The remaining seats notionally represent organised labour, culturecrats, bureaucrats, fisheries, agriculture (farmers clearly having been chronically short of political power in this state . . . why am I sleepdeprived by Daylight Savings again? ), banking and commerce. An aside: if this seems daft, like it's designed to get the most powerful interests in the state colluding in backroom deals rather than representatives of the people competing for power in a checks-and-balances system, that's because it's designed to be precisely that, its origin being in the same 1930s Catholic social theories that so impressed Mussolini, crossed with the House of Lords. So the "vocational panels" seats seem out.
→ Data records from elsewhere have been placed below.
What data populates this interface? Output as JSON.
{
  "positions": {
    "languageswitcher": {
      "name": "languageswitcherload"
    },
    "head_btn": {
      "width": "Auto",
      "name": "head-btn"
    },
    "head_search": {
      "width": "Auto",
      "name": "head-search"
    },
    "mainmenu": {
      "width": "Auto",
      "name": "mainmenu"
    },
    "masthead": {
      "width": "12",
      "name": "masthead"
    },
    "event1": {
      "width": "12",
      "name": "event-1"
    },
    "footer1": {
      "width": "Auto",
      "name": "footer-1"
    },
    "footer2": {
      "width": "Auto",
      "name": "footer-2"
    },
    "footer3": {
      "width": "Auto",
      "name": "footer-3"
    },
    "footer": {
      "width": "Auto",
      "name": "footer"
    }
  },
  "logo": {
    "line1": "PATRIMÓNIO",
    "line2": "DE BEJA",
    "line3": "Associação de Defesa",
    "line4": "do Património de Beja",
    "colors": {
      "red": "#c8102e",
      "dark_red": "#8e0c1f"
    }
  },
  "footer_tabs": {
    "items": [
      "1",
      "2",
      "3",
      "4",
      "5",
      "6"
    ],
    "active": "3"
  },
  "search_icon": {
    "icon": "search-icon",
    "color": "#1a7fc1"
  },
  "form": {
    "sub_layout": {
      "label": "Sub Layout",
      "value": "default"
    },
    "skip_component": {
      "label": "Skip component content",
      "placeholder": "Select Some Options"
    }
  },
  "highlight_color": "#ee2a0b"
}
There are 11 Senators appointed by the Taoiseach, but Bertie hasn't returned my calls.
Then there is the minor requirement that I be a citizen.
So to the future environment minister Trevor Sargent, may I humbly propose you get the new taoiseach to add me to his list of appointees. The justice department will have to grant me citizenship first, of course. When in the Seanad, I will speak for the 10% of our population who, according to the census data released last Thursday, currently have no voice in national politics.
After this election, it's possible that there will be more foreign-born local councillors who make up the Seanad electorate, which may suggest candidates for six Seanad seats set aside for my fellow New Irish as a first step towards its reform or abolition.
Does this sound crazy?
Not half as ridiculous as the higgledy-piggledy system we have now.
So vote for . . . or rather appoint . . . me.